A 1.00 L solution saturated at 25°C with lead(II) iodide contains 0.54 g of PbI2. Calculate the solubility-product constant for this salt at 25°C.

thanks

is it 6.429x10^-9?

I agree.

To calculate the solubility-product constant (Ksp) for lead(II) iodide (PbI2) at 25°C, we need to use the given information about the solution's saturation level.

The balanced equation for the dissociation of PbI2 is:

PbI2 ⇌ Pb2+ + 2I-

Since the concentration of Pb2+ is equal to the concentration of I- due to the stoichiometry of the balanced equation, we can refer to the concentration of Pb2+ as x.

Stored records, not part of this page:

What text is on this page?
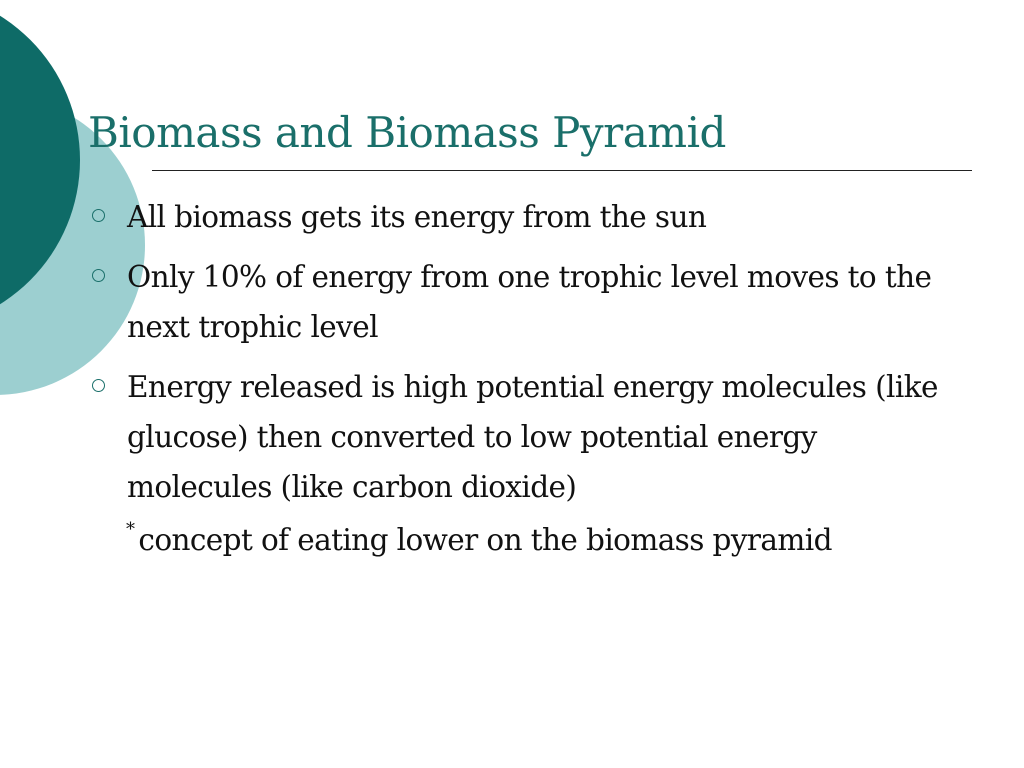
Biomass and Biomass Pyramid
All biomass gets its energy from the sun
Only 10% of energy from one trophic level moves to the next trophic level
Energy released is high potential energy molecules (like glucose) then converted to low potential energy molecules (like carbon dioxide)

* concept of eating lower on the biomass pyramid
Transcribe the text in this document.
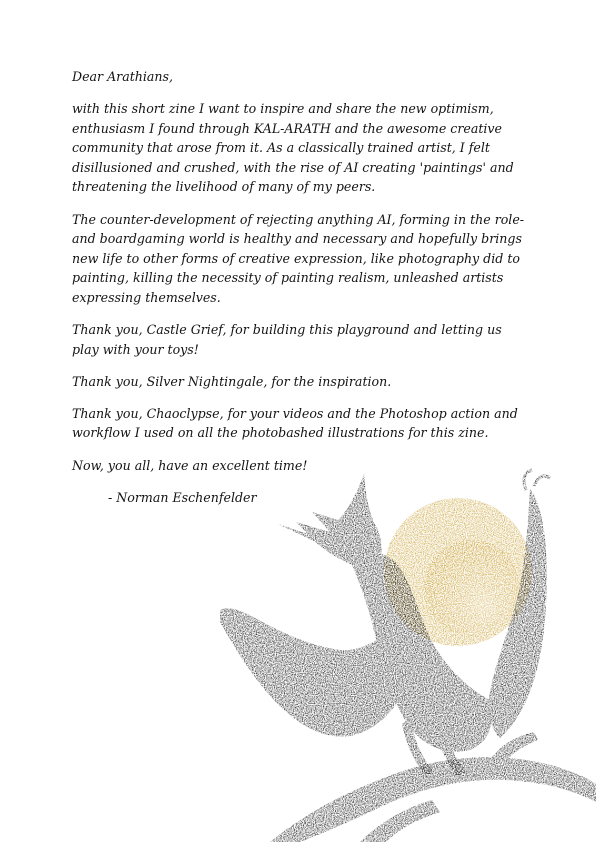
Dear Arathians,

with this short zine I want to inspire and share the new optimism, enthusiasm I found through KAL-ARATH and the awesome creative community that arose from it. As a classically trained artist, I felt disillusioned and crushed, with the rise of AI creating 'paintings' and threatening the livelihood of many of my peers.

The counter-development of rejecting anything AI, forming in the role- and boardgaming world is healthy and necessary and hopefully brings new life to other forms of creative expression, like photography did to painting, killing the necessity of painting realism, unleashed artists expressing themselves.

Thank you, Castle Grief, for building this playground and letting us play with your toys!

Thank you, Silver Nightingale, for the inspiration.

Thank you, Chaoclypse, for your videos and the Photoshop action and workflow I used on all the photobashed illustrations for this zine.

Now, you all, have an excellent time!

- Norman Eschenfelder
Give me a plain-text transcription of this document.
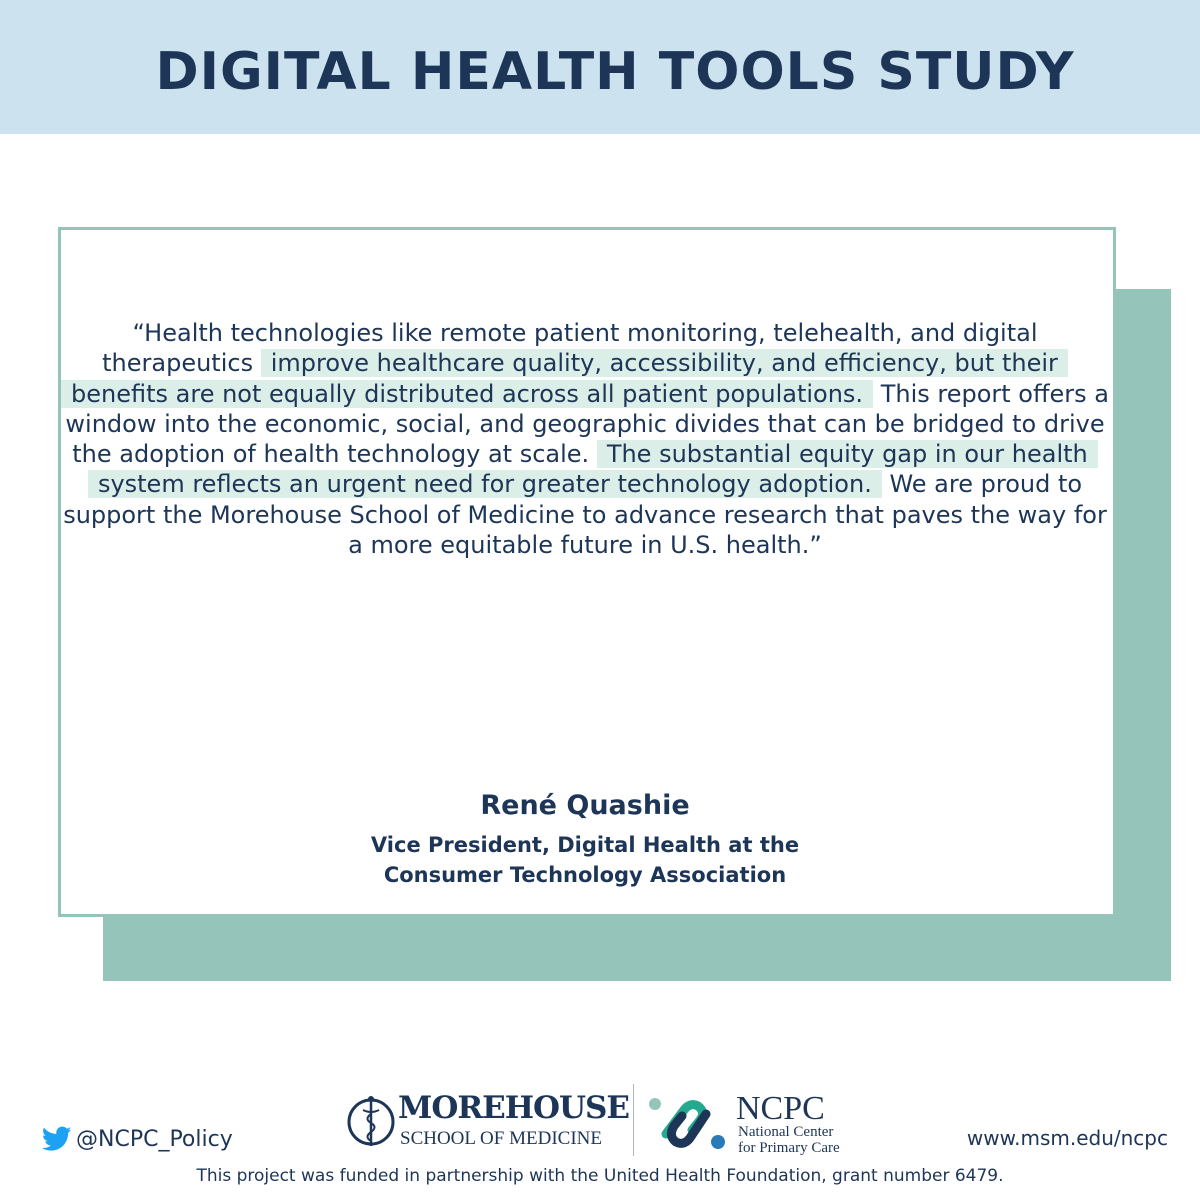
DIGITAL HEALTH TOOLS STUDY
“Health technologies like remote patient monitoring, telehealth, and digital therapeutics improve healthcare quality, accessibility, and efficiency, but their benefits are not equally distributed across all patient populations. This report offers a window into the economic, social, and geographic divides that can be bridged to drive the adoption of health technology at scale. The substantial equity gap in our health system reflects an urgent need for greater technology adoption. We are proud to support the Morehouse School of Medicine to advance research that paves the way for a more equitable future in U.S. health.”
René Quashie
Vice President, Digital Health at the
Consumer Technology Association
@NCPC_Policy
MOREHOUSE
SCHOOL OF MEDICINE
NCPC
National Center
for Primary Care	www.msm.edu/ncpc
This project was funded in partnership with the United Health Foundation, grant number 6479.
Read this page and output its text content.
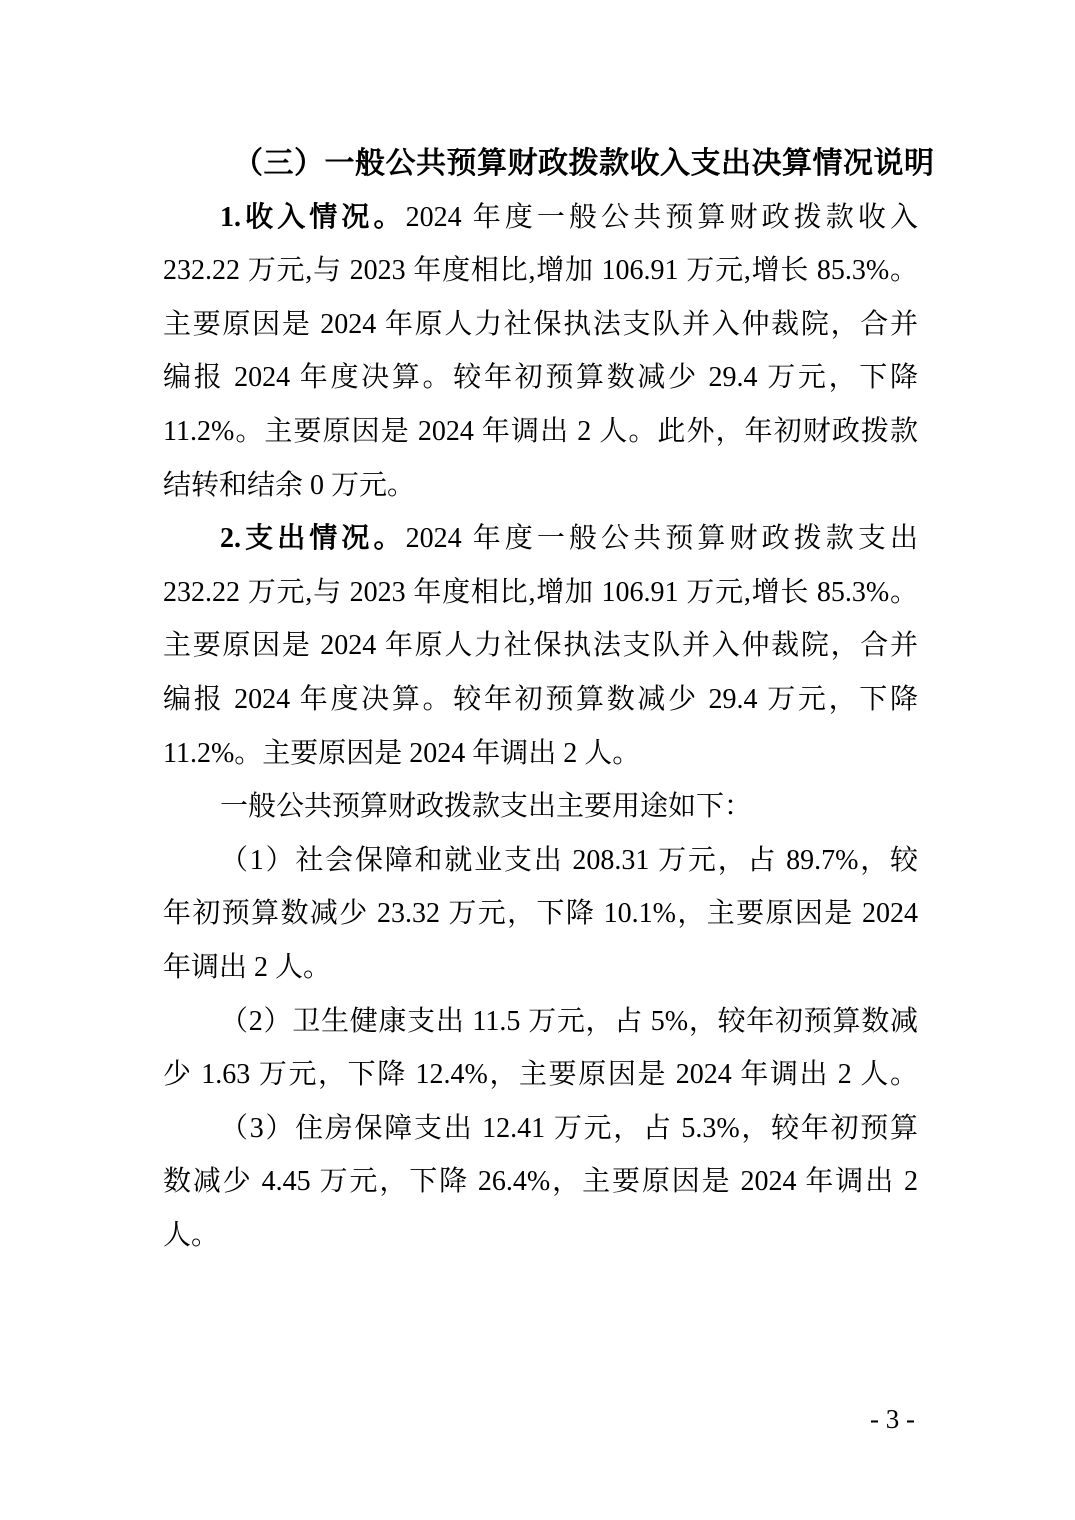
（三）一般公共预算财政拨款收入支出决算情况说明
1.收入情况。2024 年度一般公共预算财政拨款收入
232.22 万元,与 2023 年度相比,增加 106.91 万元,增长 85.3%。
主要原因是 2024 年原人力社保执法支队并入仲裁院，合并
编报 2024 年度决算。较年初预算数减少 29.4 万元，下降
11.2%。主要原因是 2024 年调出 2 人。此外，年初财政拨款
结转和结余 0 万元。
2.支出情况。2024 年度一般公共预算财政拨款支出
232.22 万元,与 2023 年度相比,增加 106.91 万元,增长 85.3%。
主要原因是 2024 年原人力社保执法支队并入仲裁院，合并
编报 2024 年度决算。较年初预算数减少 29.4 万元，下降
11.2%。主要原因是 2024 年调出 2 人。
一般公共预算财政拨款支出主要用途如下：
（1）社会保障和就业支出 208.31 万元，占 89.7%，较
年初预算数减少 23.32 万元，下降 10.1%，主要原因是 2024
年调出 2 人。
（2）卫生健康支出 11.5 万元，占 5%，较年初预算数减
少 1.63 万元，下降 12.4%，主要原因是 2024 年调出 2 人。
（3）住房保障支出 12.41 万元，占 5.3%，较年初预算
数减少 4.45 万元，下降 26.4%，主要原因是 2024 年调出 2
人。
- 3 -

Using the molar mass of PbI2 (461 g/mol), we can convert the mass of PbI2 (0.54 g) into moles:

moles of PbI2 = (0.54 g) / (461 g/mol) = 0.001172 mol

Since the concentration of Pb2+ is equal to x, we can write the solubility-product expression for PbI2:

Ksp = [Pb2+][I-]^2

Given that the initial volume of the solution is 1.00 L, the concentration of Pb2+ can be expressed as:

[Pb2+] = x / 1.00 L = x M

Since the concentration of I- is twice that of Pb2+, it can be expressed as:

[I-] = 2x M

Substituting these expressions back into the solubility-product expression, we get:

Ksp = (x)(2x)^2 = 4x^3

We can substitute the known value of x into the equation. From the given information, we know that 0.54 g of PbI2 dissolved in 1.00 L solution. Therefore, the concentration of Pb2+ (and I-) can be calculated as follows:

[Pb2+] = (0.54 g) / (461 g/mol) / (1.00 L) = 0.001172 M

Substituting this concentration into the solubility-product expression, we get:

Ksp = 4(0.001172)^3 ≈ 7.75 x 10^(-9)

Therefore, the solubility-product constant (Ksp) for lead(II) iodide (PbI2) at 25°C is approximately 7.75 x 10^(-9).